Most implementations definitely implement mask agnostic as mask undisturbed (but this should only be relevant for masked instructions). Some implementations have chosen to implement a proper tail agnostic policy.
One downside of the current policy mechanism is that at least one combination (tail undisturbed, mask agnostic) is of very little use to the software. Hardware implementors need to validate it though (even if it means mask undisturbed).
As already stated above, ideally, software should use agnostic policies when possible, but masked code will likely always use mask undisturbed because of its merge semantics.
Merge semantics
One interesting effect of mask undisturbed is that allows us to fold a merge
operation. RVV has a vmerge.vvm instruction:
vmerge.vvm vd, vs2, vs1, v0 # vd[i] ← v0.mask[i] ? vs1[i] : vs2[i]
Earlier we saw we computed 0, 1, 2, 3, …, vl-1 but setting zeroes where the element is disabled by the mask. We could do this in two steps.
# 0 ≤ i < vl
vid.v v1 # Sets v1[i] ← i
vmv.v.i v2, 0 # Sets v2[i] ← 0
vmerge v3, v2, v1, v0 # The mask is always in v0
# if v0.mask[i] = 0 then v3[i] ← v2[i] else v3[i] ← v1[i]

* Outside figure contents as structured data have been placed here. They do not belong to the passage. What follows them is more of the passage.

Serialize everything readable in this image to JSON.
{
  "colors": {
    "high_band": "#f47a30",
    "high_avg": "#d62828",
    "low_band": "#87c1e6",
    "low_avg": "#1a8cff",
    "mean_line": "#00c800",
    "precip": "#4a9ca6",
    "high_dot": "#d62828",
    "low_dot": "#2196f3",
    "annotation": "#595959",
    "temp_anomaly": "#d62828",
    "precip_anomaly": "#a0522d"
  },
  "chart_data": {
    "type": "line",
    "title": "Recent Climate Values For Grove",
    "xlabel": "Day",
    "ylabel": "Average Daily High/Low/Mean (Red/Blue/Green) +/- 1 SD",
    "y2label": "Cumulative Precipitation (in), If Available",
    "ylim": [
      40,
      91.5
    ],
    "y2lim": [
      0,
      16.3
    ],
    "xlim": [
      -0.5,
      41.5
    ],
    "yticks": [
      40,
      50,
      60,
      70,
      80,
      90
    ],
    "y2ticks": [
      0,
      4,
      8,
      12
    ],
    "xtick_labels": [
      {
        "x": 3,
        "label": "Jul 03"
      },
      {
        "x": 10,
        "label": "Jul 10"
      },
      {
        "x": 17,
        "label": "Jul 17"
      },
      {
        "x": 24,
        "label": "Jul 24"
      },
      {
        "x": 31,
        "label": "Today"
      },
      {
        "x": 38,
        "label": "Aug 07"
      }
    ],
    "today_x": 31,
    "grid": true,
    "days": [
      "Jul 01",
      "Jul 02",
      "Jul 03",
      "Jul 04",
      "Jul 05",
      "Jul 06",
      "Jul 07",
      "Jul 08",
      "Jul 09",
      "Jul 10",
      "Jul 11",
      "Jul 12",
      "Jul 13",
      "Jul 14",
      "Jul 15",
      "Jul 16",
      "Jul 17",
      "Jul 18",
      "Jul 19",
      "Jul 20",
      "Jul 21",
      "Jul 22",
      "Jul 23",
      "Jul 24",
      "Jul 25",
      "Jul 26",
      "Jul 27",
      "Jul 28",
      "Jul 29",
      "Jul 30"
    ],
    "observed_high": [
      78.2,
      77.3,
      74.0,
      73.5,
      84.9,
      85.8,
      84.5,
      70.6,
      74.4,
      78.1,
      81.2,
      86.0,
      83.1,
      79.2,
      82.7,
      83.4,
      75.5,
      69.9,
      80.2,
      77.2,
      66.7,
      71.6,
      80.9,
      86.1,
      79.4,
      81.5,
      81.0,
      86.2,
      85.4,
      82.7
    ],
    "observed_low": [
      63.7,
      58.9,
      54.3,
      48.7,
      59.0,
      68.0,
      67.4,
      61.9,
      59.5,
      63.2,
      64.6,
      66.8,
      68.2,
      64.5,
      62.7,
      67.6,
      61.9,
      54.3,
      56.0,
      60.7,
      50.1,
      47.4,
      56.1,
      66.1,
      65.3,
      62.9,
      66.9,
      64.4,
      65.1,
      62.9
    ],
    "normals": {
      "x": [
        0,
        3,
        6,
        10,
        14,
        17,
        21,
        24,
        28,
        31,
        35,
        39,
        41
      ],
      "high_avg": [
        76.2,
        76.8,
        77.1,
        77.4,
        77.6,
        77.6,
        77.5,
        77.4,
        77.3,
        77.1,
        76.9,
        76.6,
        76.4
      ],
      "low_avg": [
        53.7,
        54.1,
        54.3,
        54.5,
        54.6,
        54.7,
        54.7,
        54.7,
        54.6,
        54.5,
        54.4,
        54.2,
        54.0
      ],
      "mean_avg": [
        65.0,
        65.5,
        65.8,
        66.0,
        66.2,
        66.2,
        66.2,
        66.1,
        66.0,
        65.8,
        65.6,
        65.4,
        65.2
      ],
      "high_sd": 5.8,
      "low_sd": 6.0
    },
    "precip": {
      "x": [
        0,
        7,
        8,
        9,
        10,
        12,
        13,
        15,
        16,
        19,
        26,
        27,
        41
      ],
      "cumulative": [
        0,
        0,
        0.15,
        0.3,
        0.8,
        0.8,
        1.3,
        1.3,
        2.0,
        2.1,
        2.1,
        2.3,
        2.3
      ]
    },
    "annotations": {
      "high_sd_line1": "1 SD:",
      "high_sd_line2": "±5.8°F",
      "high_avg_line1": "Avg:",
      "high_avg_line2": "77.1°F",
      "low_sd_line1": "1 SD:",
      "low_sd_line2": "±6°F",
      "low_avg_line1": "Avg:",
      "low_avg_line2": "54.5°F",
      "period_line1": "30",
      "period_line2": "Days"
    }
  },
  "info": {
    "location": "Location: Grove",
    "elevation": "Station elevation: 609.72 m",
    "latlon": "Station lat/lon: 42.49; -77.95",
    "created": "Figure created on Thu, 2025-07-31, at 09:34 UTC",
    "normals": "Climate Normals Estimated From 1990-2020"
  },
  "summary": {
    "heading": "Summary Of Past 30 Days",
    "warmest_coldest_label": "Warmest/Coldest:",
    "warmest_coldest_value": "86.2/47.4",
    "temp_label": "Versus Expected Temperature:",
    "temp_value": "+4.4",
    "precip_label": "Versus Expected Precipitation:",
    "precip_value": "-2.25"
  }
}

but using a mask undisturbed policy, we can just use a masked instruction
# Something here sets the mask policy to undisturbed.
# 0 ≤ i < vl
vmv.v.i v3, 0 # Sets v3[i] ← 0
vid.v v3, v0.t # if v0.mask[i] = 1 then v3[i] ← i else v3[i] ← v3[i]
(If you wonder why v0.t in this case, it is because the ISA reserves the
possibility that in the future v0.f can be used as the mask operand. For
v0.f the condition to update the result would be v0[i] = 0)
An extra operand, conceptually
Even if the hardware does not have to update the destination, now the result we
want to have as part of the undisturbed policy is an operand of the
instruction. And this is the reason why our intrinsic __riscv_vid_v_u32m1_mu
(mu for mask undisturbed) needs an additional operand.